Minneapolis put us into a lovely Super 8 motel, whose decor appeared to be from the Target collection. This is no surprise since Target is headquartered here. In fact, one of our friends, as it turns out, works for them and he tipped us off to a Salvation Army store that gets much of its stocks from the chain. There is no sign or mention of Target, but the lower level at the store on 4th & 10th is full of Target samples and other sundries. I can't imagine this is that big a secret in town but perhaps the hip, thrift-store shopping set of Minneapolis would avoid Target clothing in any case, but it's right up my lame alley.

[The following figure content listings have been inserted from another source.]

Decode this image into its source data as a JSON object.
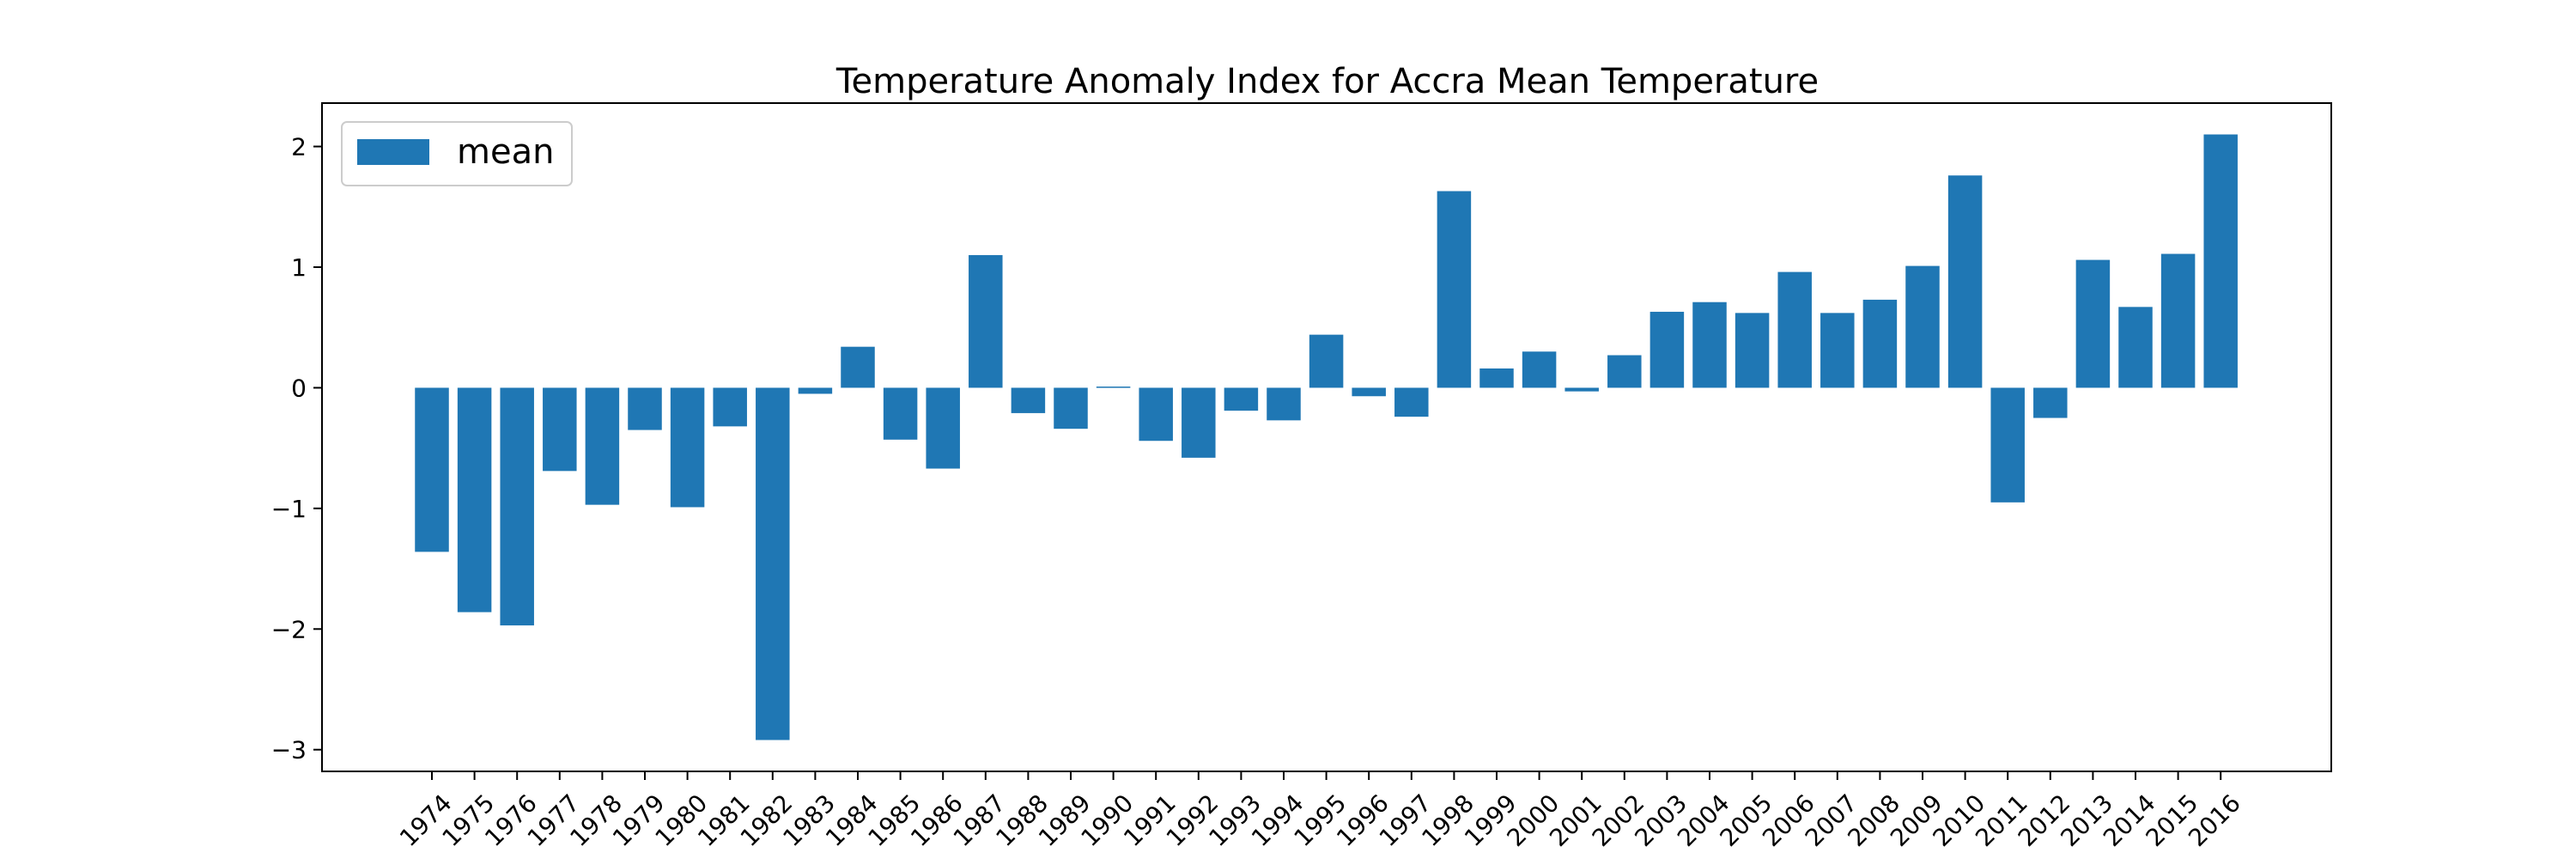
{
  "chart_data": {
    "type": "bar",
    "title": "Temperature Anomaly Index for Accra Mean Temperature",
    "xlabel": "",
    "ylabel": "",
    "ylim": [
      -3.18,
      2.36
    ],
    "yticks": [
      -3,
      -2,
      -1,
      0,
      1,
      2
    ],
    "grid": false,
    "legend_position": "top-left",
    "series": [
      {
        "name": "mean",
        "color": "#1f77b4",
        "values": [
          -1.36,
          -1.86,
          -1.97,
          -0.69,
          -0.97,
          -0.35,
          -0.99,
          -0.32,
          -2.92,
          -0.05,
          0.34,
          -0.43,
          -0.67,
          1.1,
          -0.21,
          -0.34,
          0.01,
          -0.44,
          -0.58,
          -0.19,
          -0.27,
          0.44,
          -0.07,
          -0.24,
          1.63,
          0.16,
          0.3,
          -0.03,
          0.27,
          0.63,
          0.71,
          0.62,
          0.96,
          0.62,
          0.73,
          1.01,
          1.76,
          -0.95,
          -0.25,
          1.06,
          0.67,
          1.11,
          2.1
        ]
      }
    ],
    "categories": [
      "1974",
      "1975",
      "1976",
      "1977",
      "1978",
      "1979",
      "1980",
      "1981",
      "1982",
      "1983",
      "1984",
      "1985",
      "1986",
      "1987",
      "1988",
      "1989",
      "1990",
      "1991",
      "1992",
      "1993",
      "1994",
      "1995",
      "1996",
      "1997",
      "1998",
      "1999",
      "2000",
      "2001",
      "2002",
      "2003",
      "2004",
      "2005",
      "2006",
      "2007",
      "2008",
      "2009",
      "2010",
      "2011",
      "2012",
      "2013",
      "2014",
      "2015",
      "2016"
    ]
  }
}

I got a couple of things, but Jeannie really cleaned up. Many of the items she bought had the word 'SAMPLE' scrawled on the inside in Sharpie.
We hit a few other spots around the Twin Cities over the next couple of days, including a trip to see another aunt of Jeannie's, this time on her Dad's side of the family. Aunt Lorraine is 86 but still seems pretty sharp. She was temporarily at an assisted living home while she recovered from an injury and was jonesing to get out. "Oh, I don't wanna go down there and hang out with those IDIOTS," she said of her home-mates. It should be noted that this was the swankiest old-folks home I've ever seen; if Lorraine still has time on her lease I'd take it over.
We spent most of our time with our friends who showed us their amazingly fancy house and took us to a bunch of really good restaurants. I had been hearing for years how Thai food is better there, and I will admit it was damn good. Also Indian and Vietnamese. We went to the Seward Cafe, a worker-owned diner with a vegan-heavy menu and no wait staff. I didn't particularly like the stuff I got (no seasoning on brown rice? come on!) but Jeannie was way into her Righteous Pancakes, possibly for nostalgic reasons.
Other highlights included visits to the Mill Ruins Park, in which the old grain mills that helped shape the local ecomony are left to collapse of their own accord (it's pretty cool the way they built the modern-style museum literally upon the ruins of one of the old mills), Nicolett Island, the hidden-in-plain-sight island in the middle of town, Lake of the Isles and Summit Ave, where an endless stream of incredible, enormous mansions raises the question, "Where did all these rich people come from?" My theory is there is a big underground cocaine cartel that built this city.
It's good to finally be home and get back into the swing of things, but I'll tell you something: I didn't miss my job or cleaning litter boxes once the whole week. Needless to say it's been a rude awakening since getting home.